Lendo e ouvindo a música

Desenhos de Jorge Queiroz da Silva

terça-feira, 12 de junho de 2012

Uma aula magna de Direito



Assistia eu a um canal público de TV, que exibia notícias ligadas a justiça brasileira.
Pela eloqüência do palestrante, decidi parar de procurar um outro programa e continuar assistindo, pois tive a certeza de que ali, teria uma vasta matéria de total interesse do povo, ligada às leis brasileiras.
Sempre soube que, pela sua qualidade e pela magnitude dos nossos juristas, as leis do nosso país chegam a chamar atenção de nações já bem mais antigas e com diferentes leis constituintes.
A cada exposição do inteligente e eloqüente palestrante, o Doutor e professor, em honoris causa, Roberto Barroso, aumentava ainda mais o meu interesse.
Tinha ele à sua frente, vários juristas, com idades variadas e ocupando diferentes posições na prática do Direito.
O Dr.

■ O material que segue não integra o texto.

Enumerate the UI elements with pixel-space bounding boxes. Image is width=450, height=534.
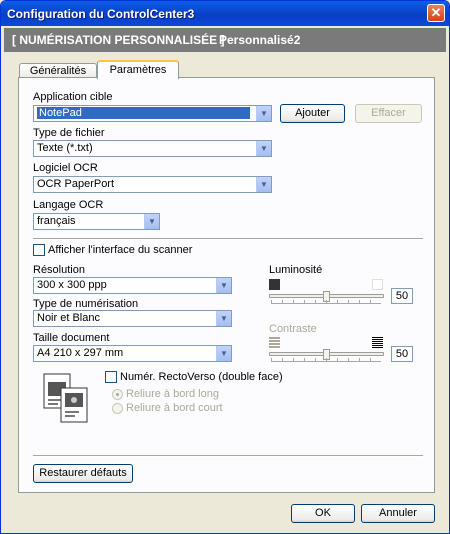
title-bar: Configuration du ControlCenter3 ✕: [1, 1, 449, 26]
chevron-down-icon: ▼: [216, 311, 231, 326]
tab-settings[interactable]: Paramètres: [97, 60, 179, 79]
settings-panel: Application cible NotePad ▼ Ajouter Effa…: [18, 77, 435, 493]
brightness-ticks: [271, 300, 381, 304]
doc-size-select[interactable]: A4 210 x 297 mm ▼: [33, 345, 232, 362]
light-square-icon: [372, 279, 383, 290]
long-edge-radio[interactable]: [112, 389, 123, 400]
doc-size-value: A4 210 x 297 mm: [37, 347, 124, 359]
ocr-language-value: français: [37, 215, 76, 227]
chevron-down-icon: ▼: [256, 177, 271, 192]
chevron-down-icon: ▼: [216, 346, 231, 361]
contrast-value: 50: [391, 346, 413, 362]
file-type-select[interactable]: Texte (*.txt) ▼: [33, 140, 272, 157]
target-app-select[interactable]: NotePad ▼: [33, 105, 272, 122]
section-header: [ NUMÉRISATION PERSONNALISÉE ] Personnal…: [4, 28, 446, 52]
brightness-value: 50: [391, 288, 413, 304]
dark-square-icon: [269, 279, 280, 290]
tab-general-label: Généralités: [29, 65, 87, 77]
duplex-pages-icon: [43, 373, 95, 425]
chevron-down-icon: ▼: [144, 214, 159, 229]
tab-settings-label: Paramètres: [109, 64, 167, 76]
ocr-language-select[interactable]: français ▼: [33, 213, 160, 230]
contrast-label: Contraste: [269, 323, 317, 335]
chevron-down-icon: ▼: [256, 106, 271, 121]
target-app-value: NotePad: [37, 107, 250, 119]
duplex-label: Numér. RectoVerso (double face): [120, 371, 283, 383]
show-scanner-label: Afficher l'interface du scanner: [48, 244, 193, 256]
target-app-label: Application cible: [33, 91, 113, 103]
scan-type-select[interactable]: Noir et Blanc ▼: [33, 310, 232, 327]
ok-button[interactable]: OK: [291, 504, 355, 523]
duplex-checkbox[interactable]: [105, 371, 117, 383]
file-type-label: Type de fichier: [33, 127, 105, 139]
file-type-value: Texte (*.txt): [37, 142, 93, 154]
chevron-down-icon: ▼: [216, 278, 231, 293]
contrast-ticks: [271, 358, 381, 362]
short-edge-radio[interactable]: [112, 403, 123, 414]
resolution-value: 300 x 300 ppp: [37, 279, 107, 291]
short-edge-label: Reliure à bord court: [126, 402, 223, 414]
high-contrast-icon: [372, 337, 383, 348]
config-window: Configuration du ControlCenter3 ✕ [ NUMÉ…: [0, 0, 450, 534]
header-profile-name: Personnalisé2: [219, 33, 301, 47]
doc-size-label: Taille document: [33, 332, 110, 344]
divider: [33, 455, 423, 457]
ocr-software-value: OCR PaperPort: [37, 178, 115, 190]
brightness-label: Luminosité: [269, 264, 323, 276]
chevron-down-icon: ▼: [256, 141, 271, 156]
long-edge-label: Reliure à bord long: [126, 388, 219, 400]
add-app-button[interactable]: Ajouter: [280, 104, 345, 123]
ocr-language-label: Langage OCR: [33, 199, 104, 211]
scan-type-value: Noir et Blanc: [37, 312, 100, 324]
tab-general[interactable]: Généralités: [19, 63, 97, 78]
cancel-button[interactable]: Annuler: [361, 504, 435, 523]
resolution-label: Résolution: [33, 264, 85, 276]
divider: [33, 238, 423, 240]
ocr-software-select[interactable]: OCR PaperPort ▼: [33, 176, 272, 193]
ocr-software-label: Logiciel OCR: [33, 162, 98, 174]
close-icon[interactable]: ✕: [427, 4, 445, 22]
header-section-name: [ NUMÉRISATION PERSONNALISÉE ]: [12, 33, 225, 47]
resolution-select[interactable]: 300 x 300 ppp ▼: [33, 277, 232, 294]
low-contrast-icon: [269, 337, 280, 348]
delete-app-button[interactable]: Effacer: [355, 104, 422, 123]
scan-type-label: Type de numérisation: [33, 298, 139, 310]
window-title: Configuration du ControlCenter3: [7, 7, 195, 21]
show-scanner-checkbox[interactable]: [33, 244, 45, 256]
restore-defaults-button[interactable]: Restaurer défauts: [33, 464, 133, 483]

Roberto Barroso prendia a atenção de qualquer leigo de todas as formas já concebidas, quando apresentava suas colocações. e exposições, diante de tão seleta platéia.
Ele explanava as origens de nossas leis e fazia a total demonstração de todos os tipos de direito civil, ou sejam, o direito administrativo, o criminal, o penal, e também o constitucional,além de confirmar que a nossa Constituição, estava fazendo nestes 20 anos de existência novas descobertas, pois ela foi elaborada e concluída em 1989.
Frisava que por isso dava à Constituição o seu ponto de apoio, afirmando ser uma das mais perfeitas no mundo.
Convenceu-me totalmente quando citou vários exemplos técnicos, comentando o divorcio, o caso da adoção, o caso das múltiplas situações hoje já resolvidas pelo nosso Ministério da Justiça.
Na sua explanação, afirmou que atualmente, nós temos uma lei chegando próxima das grandes soluções Constitucionais, mas que não deveríamos esquecer, que bem mais no passado, estas leis eram representadas pelos códigos jurídicos.
Aproveitou e enumerou cada um deles - o código de processo civil, o código de processo penal, que davam aos antigos advogados a segurança das revisões das leis brasileiras.
E foi neste exato momento que me emocionei, pois lembrei do meu primeiro emprego aos quatorze anos de idade.
Eu trabalhava em um jornal diário, que já vinha do tempo do antigo Império, o ainda mais antigo meio de comunicação da mídia brasileira, em forma de jornal comercial, o bem nobre e ainda hoje conhecido, o quase bicentenário Jornal do Commercio, onde fiz uma carreira curta mas de muito conhecimento para minha idade.
Ali eu ganhei num pequeno espaço de tempo, um grande conhecimento.
Tinha eu a atribuição de controlar o quadro de assinantes dos periódicos livros de direito, que nas oficinas de linotipia daquela gráfica conceituada, eram impressos sempre todas as noites e distribuídos pela madrugada.
Tinha eu também a obrigação de distribuir, mensalmente aos causídicos da época, os Códigos do Processo Civil, os Códigos do Direito Penal e também a Coletânea Geral, o grande livro do arquivo judiciário, que reunia a literatura para os novos assinantes atualizadas, e cujos nomes de capa, eu jamais poderia ter esquecido, pois que eram enviados, mensalmente, para todo o Brasil.
Emocionei-me, porque lembrei de mim, naquela época, apenas um menino responsável, que mesmo não sabendo a finalidade de tais livros, embora às vezes, já grande leitor que era, arriscava uma olhada em alguns deles,
tratava-os como objetos de grande valor e jamais perdeu um prazo de envio de um exemplar sequer, para aqueles assinantes que aguardavam sequiosos pelo recebimento dos mesmos, visto que trariam as novas informações das alterações das leis brasileiras.
Assistindo a essa aula fiquei feliz e me senti bastante realizado por ter revivido um tempo em que eu, tenho consciência, contribui para disseminar com o meu trabalho, a legislatura constitucional.
Hoje, realmente senti orgulho de ter carregado nos ombros, por um percurso bastante longo - do escritório central do jornal na Rua do Ouvidor até a agência matriz dos Correios na Rua Primeiro de Março -aqueles imensos pacotes, por mim organizados e embalados com lacres que, por minha constituição física de menino, ainda se tornavam mais pesados.